Overall, the active ingredients for workplace mental health training are relevant to design and implementation beyond the 2 programs in this study. In comparing the 2 programs, however, the Beyond Silence participants received more contact-based, contextually relevant information and had more time to integrate and apply learning. As such, the Beyond Silence program appeared to provide added value to participants.

Study Limitations

Generalizability is limited by the small sample of participants who were likely the early adopters and motivated to participate in workplace mental health training. Most participants were female clinicians, which is not unusual in health care; however, learning needs might be different for male respondents and those in nonclinical positions. The study was conducted in 1 medium and 1 large hospital in the same urban center. Since the organizational context can affect implementation and outcomes, further research is needed to explore application in other health care settings. Strengths of the study include high survey completion rates, as well as triangulation of data sources and methods, which enhanced depth of understanding and credibility of the findings.

Conclusion

The “active ingredients” of implementation noted in this study complement the randomized controlled trial outcome data.

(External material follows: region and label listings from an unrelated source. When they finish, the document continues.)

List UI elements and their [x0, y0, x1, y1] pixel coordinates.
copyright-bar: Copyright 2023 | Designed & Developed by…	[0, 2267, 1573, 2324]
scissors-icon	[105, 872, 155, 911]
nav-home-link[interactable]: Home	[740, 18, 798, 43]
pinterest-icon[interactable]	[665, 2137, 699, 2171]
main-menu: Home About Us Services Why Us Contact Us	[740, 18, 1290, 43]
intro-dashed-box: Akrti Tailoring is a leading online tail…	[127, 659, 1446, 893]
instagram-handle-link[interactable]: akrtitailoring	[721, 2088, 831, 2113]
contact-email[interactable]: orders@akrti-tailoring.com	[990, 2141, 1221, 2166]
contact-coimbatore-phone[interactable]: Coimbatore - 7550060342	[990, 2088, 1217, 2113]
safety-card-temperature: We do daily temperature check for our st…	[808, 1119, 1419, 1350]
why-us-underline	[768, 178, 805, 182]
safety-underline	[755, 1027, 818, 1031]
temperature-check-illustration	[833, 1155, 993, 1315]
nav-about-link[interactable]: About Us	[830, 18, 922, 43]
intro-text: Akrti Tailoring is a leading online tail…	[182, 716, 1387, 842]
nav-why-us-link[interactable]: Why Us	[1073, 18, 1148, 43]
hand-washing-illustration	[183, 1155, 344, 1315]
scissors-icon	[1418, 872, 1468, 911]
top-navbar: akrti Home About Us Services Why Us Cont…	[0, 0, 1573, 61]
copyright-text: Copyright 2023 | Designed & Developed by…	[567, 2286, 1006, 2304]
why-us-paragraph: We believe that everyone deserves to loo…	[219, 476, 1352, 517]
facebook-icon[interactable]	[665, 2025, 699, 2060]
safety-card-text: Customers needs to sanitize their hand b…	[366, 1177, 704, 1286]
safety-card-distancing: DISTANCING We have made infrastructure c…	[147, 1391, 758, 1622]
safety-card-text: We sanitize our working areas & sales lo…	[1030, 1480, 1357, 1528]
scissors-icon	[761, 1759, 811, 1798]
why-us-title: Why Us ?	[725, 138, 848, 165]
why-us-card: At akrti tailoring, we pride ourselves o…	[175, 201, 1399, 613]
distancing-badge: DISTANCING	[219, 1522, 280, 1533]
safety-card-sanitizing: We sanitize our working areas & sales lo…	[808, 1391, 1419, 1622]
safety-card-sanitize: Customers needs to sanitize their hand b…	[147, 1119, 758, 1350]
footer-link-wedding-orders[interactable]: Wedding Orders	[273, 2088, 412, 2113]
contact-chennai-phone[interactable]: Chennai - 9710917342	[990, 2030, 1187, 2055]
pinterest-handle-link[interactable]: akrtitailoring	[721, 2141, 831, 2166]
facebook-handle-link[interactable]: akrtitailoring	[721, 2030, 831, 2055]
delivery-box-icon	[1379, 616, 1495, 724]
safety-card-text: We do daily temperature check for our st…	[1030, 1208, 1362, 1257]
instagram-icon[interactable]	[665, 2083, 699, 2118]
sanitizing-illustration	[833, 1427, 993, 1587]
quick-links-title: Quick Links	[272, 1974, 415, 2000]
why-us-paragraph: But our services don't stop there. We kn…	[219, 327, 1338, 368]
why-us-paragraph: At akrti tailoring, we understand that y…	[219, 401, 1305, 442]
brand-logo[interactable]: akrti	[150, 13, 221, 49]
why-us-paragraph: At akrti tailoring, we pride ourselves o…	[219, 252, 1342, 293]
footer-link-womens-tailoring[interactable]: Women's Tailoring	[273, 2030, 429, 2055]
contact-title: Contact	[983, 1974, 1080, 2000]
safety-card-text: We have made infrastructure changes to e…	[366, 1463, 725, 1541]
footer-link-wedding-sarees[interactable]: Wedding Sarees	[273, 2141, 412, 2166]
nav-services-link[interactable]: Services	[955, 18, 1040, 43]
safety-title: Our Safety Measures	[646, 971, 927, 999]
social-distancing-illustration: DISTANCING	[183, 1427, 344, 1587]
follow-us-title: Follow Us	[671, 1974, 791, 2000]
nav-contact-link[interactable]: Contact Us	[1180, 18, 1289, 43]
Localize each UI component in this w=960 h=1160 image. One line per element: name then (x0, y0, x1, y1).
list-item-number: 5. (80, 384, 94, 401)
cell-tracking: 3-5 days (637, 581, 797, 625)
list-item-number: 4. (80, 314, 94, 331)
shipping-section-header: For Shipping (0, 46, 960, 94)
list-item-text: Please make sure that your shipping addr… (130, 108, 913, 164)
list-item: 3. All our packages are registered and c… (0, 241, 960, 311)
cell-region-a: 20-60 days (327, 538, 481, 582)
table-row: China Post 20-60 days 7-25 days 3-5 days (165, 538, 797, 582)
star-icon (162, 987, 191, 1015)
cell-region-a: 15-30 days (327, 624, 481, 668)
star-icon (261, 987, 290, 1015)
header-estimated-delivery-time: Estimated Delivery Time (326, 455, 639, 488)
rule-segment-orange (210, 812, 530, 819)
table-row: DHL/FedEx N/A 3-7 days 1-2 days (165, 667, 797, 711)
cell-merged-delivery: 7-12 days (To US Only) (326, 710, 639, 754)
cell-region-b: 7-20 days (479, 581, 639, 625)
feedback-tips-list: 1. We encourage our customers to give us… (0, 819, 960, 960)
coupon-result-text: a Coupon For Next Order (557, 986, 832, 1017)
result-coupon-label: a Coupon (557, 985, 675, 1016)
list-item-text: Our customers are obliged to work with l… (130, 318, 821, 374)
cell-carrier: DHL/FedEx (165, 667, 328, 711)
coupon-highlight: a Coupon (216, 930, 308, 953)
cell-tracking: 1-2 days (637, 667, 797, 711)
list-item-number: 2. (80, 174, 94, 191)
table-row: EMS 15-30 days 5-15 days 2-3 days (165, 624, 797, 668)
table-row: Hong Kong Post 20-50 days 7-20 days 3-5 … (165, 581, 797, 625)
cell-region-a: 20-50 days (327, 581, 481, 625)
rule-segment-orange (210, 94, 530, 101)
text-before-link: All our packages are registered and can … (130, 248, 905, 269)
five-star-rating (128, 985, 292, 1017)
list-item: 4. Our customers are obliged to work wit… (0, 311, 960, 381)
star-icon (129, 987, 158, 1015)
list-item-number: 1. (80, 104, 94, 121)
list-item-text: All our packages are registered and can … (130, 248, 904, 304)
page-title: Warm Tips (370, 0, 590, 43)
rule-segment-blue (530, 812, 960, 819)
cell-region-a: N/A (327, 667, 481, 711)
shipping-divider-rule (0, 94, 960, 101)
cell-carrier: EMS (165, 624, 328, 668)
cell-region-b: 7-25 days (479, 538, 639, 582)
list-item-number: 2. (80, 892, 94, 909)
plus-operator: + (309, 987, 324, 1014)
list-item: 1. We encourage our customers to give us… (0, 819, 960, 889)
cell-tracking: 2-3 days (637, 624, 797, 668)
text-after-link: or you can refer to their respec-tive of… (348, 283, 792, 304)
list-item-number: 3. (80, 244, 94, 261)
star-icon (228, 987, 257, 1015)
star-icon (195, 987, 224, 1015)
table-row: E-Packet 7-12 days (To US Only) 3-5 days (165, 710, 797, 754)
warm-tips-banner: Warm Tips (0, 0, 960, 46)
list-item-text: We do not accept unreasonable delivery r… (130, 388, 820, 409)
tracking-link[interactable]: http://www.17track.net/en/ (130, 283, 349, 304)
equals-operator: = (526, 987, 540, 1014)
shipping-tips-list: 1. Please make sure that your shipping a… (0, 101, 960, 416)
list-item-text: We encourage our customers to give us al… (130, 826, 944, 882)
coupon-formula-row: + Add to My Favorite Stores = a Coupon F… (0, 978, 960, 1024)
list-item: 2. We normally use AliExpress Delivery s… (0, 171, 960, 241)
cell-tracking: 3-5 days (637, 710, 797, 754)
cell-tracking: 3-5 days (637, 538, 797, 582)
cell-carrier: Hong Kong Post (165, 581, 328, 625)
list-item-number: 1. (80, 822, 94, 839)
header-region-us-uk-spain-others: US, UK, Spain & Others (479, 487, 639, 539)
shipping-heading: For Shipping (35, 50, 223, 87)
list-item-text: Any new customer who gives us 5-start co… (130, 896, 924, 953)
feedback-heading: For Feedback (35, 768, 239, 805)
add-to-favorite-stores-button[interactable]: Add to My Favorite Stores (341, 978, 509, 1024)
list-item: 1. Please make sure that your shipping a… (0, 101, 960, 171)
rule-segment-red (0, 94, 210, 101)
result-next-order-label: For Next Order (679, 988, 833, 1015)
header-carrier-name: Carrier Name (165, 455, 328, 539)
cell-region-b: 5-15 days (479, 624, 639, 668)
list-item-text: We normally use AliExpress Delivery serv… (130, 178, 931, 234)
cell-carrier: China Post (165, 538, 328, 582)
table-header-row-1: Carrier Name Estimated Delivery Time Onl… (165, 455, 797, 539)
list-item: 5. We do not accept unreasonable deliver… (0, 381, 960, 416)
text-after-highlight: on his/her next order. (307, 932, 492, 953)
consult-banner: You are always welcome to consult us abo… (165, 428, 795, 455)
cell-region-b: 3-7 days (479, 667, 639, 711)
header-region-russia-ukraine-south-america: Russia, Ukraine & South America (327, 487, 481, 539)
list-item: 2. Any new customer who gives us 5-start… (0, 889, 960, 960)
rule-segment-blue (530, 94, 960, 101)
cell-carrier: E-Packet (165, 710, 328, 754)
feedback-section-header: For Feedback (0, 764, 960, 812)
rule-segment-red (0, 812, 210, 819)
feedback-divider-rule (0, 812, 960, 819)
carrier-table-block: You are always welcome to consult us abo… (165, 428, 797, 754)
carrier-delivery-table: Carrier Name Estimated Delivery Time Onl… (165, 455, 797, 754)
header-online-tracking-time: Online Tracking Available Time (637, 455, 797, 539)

General principles for implementation have been identified, including the importance of participant composition, scheduling, and organizational commitment. In addition, specific elements of Beyond Silence, including contact-based education, contextually-relevant content, and prolonged contact, reportedly enhanced integration and application of information. Additional research is needed to explore application in other settings and how this training should be embedded within broader organizational initiatives to address psychological health and safety.

Footnotes

Declaration of Conflicting Interests: The author(s) declared no potential conflicts of interest with respect to the research, authorship, and/or publication of this article.

Funding: The author(s) disclosed receipt of the following financial support for the research, authorship, and/or publication of this article: this research study was funded by the Ontario Mental Health Foundation.